If he was into home winemaking, he could have made wine from these currants. I found a bush of red currants the other and picked about 2 quarts, close to 4 lbs. worth. And tonight, I started making red currant wine based on a recipe from Jack Keller. Mine is pretty much the same except I add a couple of crushed campden tablets, and I don’t wait until the next day to start everything going. I’m also going to leave the pulp (in a nylon bag or stocking) in the primary fermenter as well.
I’ll certainly agree with Jack that red currants are more tart than black currants! Jack writes that it takes up to two years for a red currant wine to “mellow.”
What the heck, I can handle a gallon bottle hanging around in a cool place for two years. So here’s the recipe:
Red Currant Wine
- 2 Quarts Red Currants
- 2 3/4 lbs. Sugar
- 3 litres Water
- 1/2 tsp. Pectic Enzyme
- 1 tsp. Yeast Nutrient
- 2 Campden Tablets, crushed
Crush the red currants in the primary. Boil the water. Spoon the pulp of the currants into a nylon straining bag or stocking.
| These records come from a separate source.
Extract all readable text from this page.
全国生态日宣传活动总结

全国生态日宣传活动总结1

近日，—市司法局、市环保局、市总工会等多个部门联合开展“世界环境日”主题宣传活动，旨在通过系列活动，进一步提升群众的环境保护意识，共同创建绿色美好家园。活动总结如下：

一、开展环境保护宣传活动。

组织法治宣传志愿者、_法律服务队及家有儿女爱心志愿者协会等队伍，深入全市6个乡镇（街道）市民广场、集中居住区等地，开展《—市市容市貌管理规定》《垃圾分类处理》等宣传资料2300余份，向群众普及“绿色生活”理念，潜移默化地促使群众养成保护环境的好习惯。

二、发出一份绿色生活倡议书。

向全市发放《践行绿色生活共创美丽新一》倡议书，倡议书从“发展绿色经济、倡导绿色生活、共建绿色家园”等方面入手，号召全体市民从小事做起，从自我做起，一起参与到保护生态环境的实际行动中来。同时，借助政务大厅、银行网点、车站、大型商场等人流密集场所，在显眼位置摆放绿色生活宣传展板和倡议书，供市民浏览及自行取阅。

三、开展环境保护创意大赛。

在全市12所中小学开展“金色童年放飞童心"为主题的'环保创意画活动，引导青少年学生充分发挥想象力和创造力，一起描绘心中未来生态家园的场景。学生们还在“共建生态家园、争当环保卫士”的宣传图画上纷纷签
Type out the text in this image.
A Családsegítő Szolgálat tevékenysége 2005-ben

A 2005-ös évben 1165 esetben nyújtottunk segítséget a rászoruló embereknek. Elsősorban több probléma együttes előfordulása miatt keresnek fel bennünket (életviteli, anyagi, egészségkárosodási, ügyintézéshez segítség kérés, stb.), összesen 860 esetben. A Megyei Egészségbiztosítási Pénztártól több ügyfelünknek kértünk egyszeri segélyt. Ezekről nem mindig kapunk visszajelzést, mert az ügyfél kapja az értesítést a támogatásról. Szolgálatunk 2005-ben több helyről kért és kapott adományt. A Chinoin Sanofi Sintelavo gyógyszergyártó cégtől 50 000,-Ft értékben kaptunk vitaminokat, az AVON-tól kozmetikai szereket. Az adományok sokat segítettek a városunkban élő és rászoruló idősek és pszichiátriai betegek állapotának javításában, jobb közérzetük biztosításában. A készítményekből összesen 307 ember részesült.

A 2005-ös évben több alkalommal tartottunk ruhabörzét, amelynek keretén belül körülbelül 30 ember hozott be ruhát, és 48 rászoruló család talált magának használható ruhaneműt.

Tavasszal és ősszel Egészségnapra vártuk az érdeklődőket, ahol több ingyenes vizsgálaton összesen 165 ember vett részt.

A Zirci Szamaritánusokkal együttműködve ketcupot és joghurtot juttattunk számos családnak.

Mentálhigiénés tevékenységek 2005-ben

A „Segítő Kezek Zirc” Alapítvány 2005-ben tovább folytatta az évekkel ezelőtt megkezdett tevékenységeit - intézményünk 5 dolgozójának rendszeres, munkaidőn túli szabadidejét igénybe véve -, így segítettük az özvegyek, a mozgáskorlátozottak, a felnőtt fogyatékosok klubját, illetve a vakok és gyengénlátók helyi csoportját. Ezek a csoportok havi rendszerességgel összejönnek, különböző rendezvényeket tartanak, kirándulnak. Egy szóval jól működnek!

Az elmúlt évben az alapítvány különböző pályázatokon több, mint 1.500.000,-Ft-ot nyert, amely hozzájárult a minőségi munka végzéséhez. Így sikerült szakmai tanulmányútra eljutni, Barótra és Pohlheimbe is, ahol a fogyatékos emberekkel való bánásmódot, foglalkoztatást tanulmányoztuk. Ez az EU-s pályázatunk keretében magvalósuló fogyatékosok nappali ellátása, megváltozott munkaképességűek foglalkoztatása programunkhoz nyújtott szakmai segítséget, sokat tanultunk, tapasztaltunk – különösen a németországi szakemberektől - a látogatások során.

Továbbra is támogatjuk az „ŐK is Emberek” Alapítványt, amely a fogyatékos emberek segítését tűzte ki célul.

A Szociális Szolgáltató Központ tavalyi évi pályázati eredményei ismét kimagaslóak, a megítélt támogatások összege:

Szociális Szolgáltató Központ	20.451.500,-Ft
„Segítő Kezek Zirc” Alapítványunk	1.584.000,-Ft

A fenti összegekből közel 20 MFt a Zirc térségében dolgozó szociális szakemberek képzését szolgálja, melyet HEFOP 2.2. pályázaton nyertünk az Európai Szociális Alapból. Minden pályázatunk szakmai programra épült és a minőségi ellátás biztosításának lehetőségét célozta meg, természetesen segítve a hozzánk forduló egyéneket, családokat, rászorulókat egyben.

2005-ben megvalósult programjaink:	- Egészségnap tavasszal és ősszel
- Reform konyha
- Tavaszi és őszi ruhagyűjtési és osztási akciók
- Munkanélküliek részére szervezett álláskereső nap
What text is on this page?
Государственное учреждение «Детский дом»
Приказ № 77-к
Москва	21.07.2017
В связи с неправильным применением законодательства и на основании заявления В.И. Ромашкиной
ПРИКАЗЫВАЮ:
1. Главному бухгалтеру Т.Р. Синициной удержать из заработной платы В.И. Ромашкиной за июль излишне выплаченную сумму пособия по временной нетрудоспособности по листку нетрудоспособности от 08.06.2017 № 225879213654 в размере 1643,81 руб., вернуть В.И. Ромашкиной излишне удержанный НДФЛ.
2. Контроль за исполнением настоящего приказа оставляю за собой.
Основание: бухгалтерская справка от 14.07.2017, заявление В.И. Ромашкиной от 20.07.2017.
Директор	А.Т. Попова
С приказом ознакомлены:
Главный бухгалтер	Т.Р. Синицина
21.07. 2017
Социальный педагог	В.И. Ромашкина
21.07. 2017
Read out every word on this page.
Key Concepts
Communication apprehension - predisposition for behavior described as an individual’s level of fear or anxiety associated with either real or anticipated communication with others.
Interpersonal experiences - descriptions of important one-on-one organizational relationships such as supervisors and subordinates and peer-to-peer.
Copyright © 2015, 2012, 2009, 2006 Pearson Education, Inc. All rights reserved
Tie off the nylon, and leave in the primary.
Add the sugar to the water, stirring well.
Pour the water into the primary, over top of the straining bag.
When the water and juice mixture has cooled, add pectic enzyme and crushed Campden tablets, stirring well.
Sprinkle yeast on top, cover the primary, and let it sit for a week.
After a week, I’ll rack into a secondary one gallon carboy, top up with water if necessary, and rack again in about three months, adding another crushed Campden tablet.
One more racking in another three months, and then I’ll let it age for as long as possible before bottling.